House Republicans met behind closed doors for more than three hours Tuesday as Rep. Jerry Miller, R-Louisville, tried to whip up support in his caucus to pass a bill similar to Senate Bill 151, which was struck down last week by the Kentucky Supreme Court because of the rushed manner in which it was passed. It concluded with Republican leaders walking to the governor’s office to deliver the news that they didn’t have enough votes.
“It was a very candid discussion about where do we stand, what can we do to address this problem,” Stivers said. “How can we move forward?”
It was a legislative session that never completely got off the ground. As lawmakers trailed into the Capitol Monday night there were grumblings about disorganization and a lack of groundwork laid by the governor to secure votes for his proposal.

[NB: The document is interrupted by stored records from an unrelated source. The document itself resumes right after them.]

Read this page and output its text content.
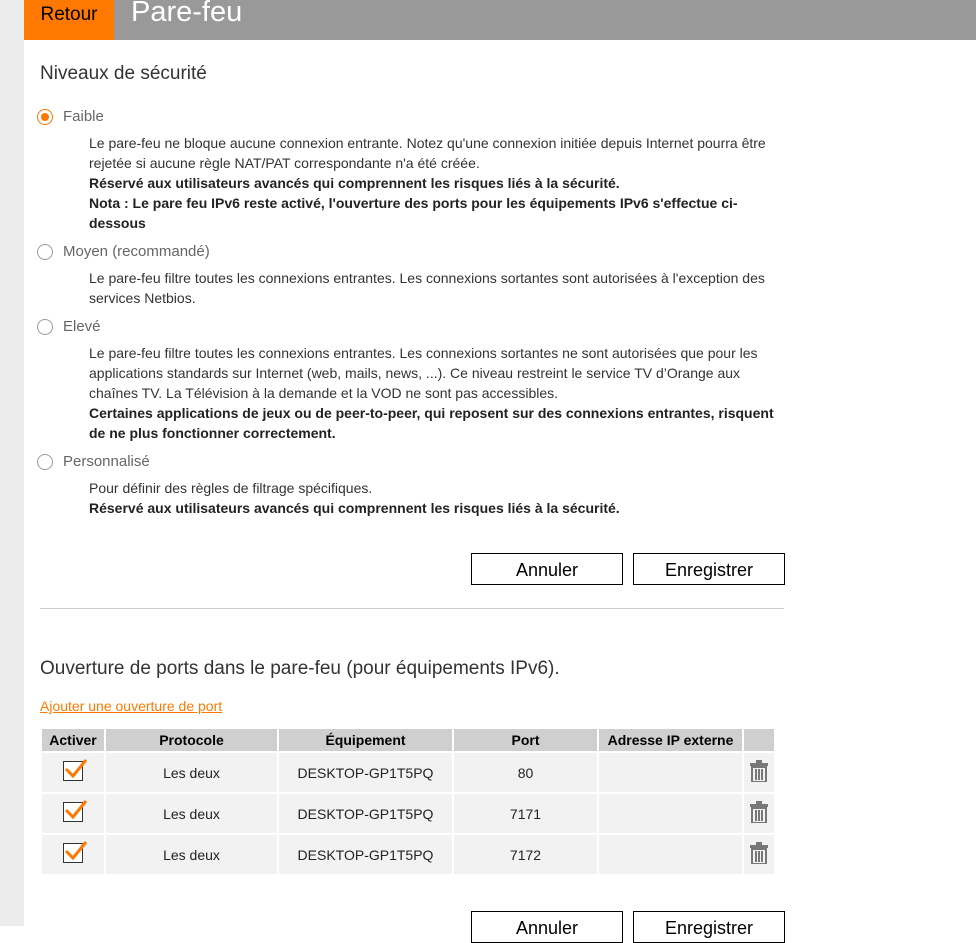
Retour	Pare-feu
Niveaux de sécurité
Faible

Le pare-feu ne bloque aucune connexion entrante. Notez qu'une connexion initiée depuis Internet pourra être rejetée si aucune règle NAT/PAT correspondante n'a été créée.

Réservé aux utilisateurs avancés qui comprennent les risques liés à la sécurité.

Nota : Le pare feu IPv6 reste activé, l'ouverture des ports pour les équipements IPv6 s'effectue ci-dessous

Moyen (recommandé)

Le pare-feu filtre toutes les connexions entrantes. Les connexions sortantes sont autorisées à l'exception des services Netbios.

Elevé

Le pare-feu filtre toutes les connexions entrantes. Les connexions sortantes ne sont autorisées que pour les applications standards sur Internet (web, mails, news, ...). Ce niveau restreint le service TV d’Orange aux chaînes TV. La Télévision à la demande et la VOD ne sont pas accessibles.

Certaines applications de jeux ou de peer-to-peer, qui reposent sur des connexions entrantes, risquent de ne plus fonctionner correctement.

Personnalisé

Pour définir des règles de filtrage spécifiques.

Réservé aux utilisateurs avancés qui comprennent les risques liés à la sécurité.

Annuler	Enregistrer
Ouverture de ports dans le pare-feu (pour équipements IPv6).
Ajouter une ouverture de port
Activer	Protocole	Équipement	Port	Adresse IP externe	

	Les deux	DESKTOP-GP1T5PQ	80		

	Les deux	DESKTOP-GP1T5PQ	7171		

	Les deux	DESKTOP-GP1T5PQ	7172		
Annuler	Enregistrer
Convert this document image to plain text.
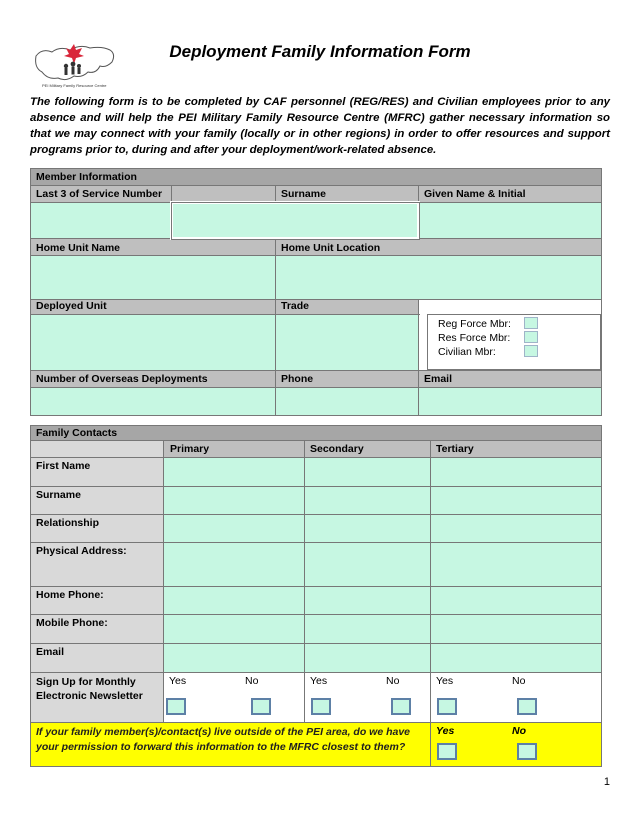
PEI Military Family Resource Centre
Deployment Family Information Form
The following form is to be completed by CAF personnel (REG/RES) and Civilian employees prior to any absence and will help the PEI Military Family Resource Centre (MFRC) gather necessary information so that we may connect with your family (locally or in other regions) in order to offer resources and support programs prior to, during and after your deployment/work-related absence.
Member Information			
Last 3 of Service Number		Surname	Given Name & Initial

Home Unit Name		Home Unit Location	

Deployed Unit		Trade	Reg Force Mbr:
Res Force Mbr:
Civilian Mbr:

Number of Overseas Deployments		Phone	Email

Family Contacts			
	Primary	Secondary	Tertiary
First Name			
Surname			
Relationship			
Physical Address:			
Home Phone:			
Mobile Phone:			
Email			
Sign Up for Monthly Electronic Newsletter	Yes No	Yes No	Yes No

If your family member(s)/contact(s) live outside of the PEI area, do we have your permission to forward this information to the MFRC closest to them?			Yes No
1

The governor delivered two bills to lawmakers — slimmed down versions of the bills they had already passed in the 2018 legislative session. But even Miller, the chairman of the House State Government Committee, didn’t get to look at them until Monday night. Bevin said Tuesday that even he had not read the full bill.
The bills Miller presented to his committee Tuesday afternoon were similar to SB 151, but with a few key differences, including the absence of “level dollar funding,” a strategy that would require Kentucky to front-load the sum it must pay to tackle its $37 billion public pension shortfall.
Miller instead proposed two committee substitutes that would have been closer to original bills the legislature passed at the end of March.
Stephen Pitt, the governor’s lawyer, said in a letter to lawmakers that Bevin’s proposal had purposefully removed any provisions that could be challenged in court, as two credit agencies had contacted the state with questions about last week’s Supreme Court ruling.
Those calls concerned Bevin enough that he summoned the legislature into session in dramatic fashion, saying the pension systems’ “unfunded liability represents the single greatest threat to the Commonwealth’s fiscal health.”
“I have absolute confidence that we have leadership in the House and the Senate... that they have what it takes to get this done,” Bevin told reporters Monday. “Whether they do or not I have no control over. I believe they will because I believe they must.”
With just a few days left before Christmas and absences among some Republican lawmakers, leaders couldn’t cobble together a path forward, costing taxpayers about $130,000 in the process, according to Stivers.
“It was worth a shot to spend, yeah, $130,000 for the two day period,” Stivers said. “But if it had taken effect and we had been able to pass it, it would have saved millions, billions over the 30 year process of funding the pension system.”
Bevin said he was surprised the legislature didn’t have the votes to pass the bill, given that there was nothing in the bills the legislature hadn’t yet seen.
“There is certainly disappointment on everybody’s part,” Osborne said. “We came in here hoping that we could find a quick resolution to this, a quick solution that would allow us to come in here and reaffirm our vote on 151.”
There was not disappointment from opponents of the bill, including many teachers and public employees who have protested proposed changes.
“Real leadership from these legislators demonstrates what our Commonwealth desperately needs: Serious and sober consideration for the rule of law,” said Stephanie Winkler, the president of the Kentucky Education Association.
Attorney General Andy Beshear, a Democratic candidate for governor in 2019, called the attempt to pass the legislation before the holidays “wrong and cruel.”
“Tonight, our values prevailed and partisanship took a backseat to what is right,” Beshear said in a prepared statement.
House Minority Leader Rocky Adkins, D-Sandy Hook, also a 2019 gubernatorial candidate who was subtly chided in Osborne’s floor speech, took a victory lap.
“You need to have the votes,” Adkins said. “Don’t bring us in here hastily, irresponsibly, as this governor did.”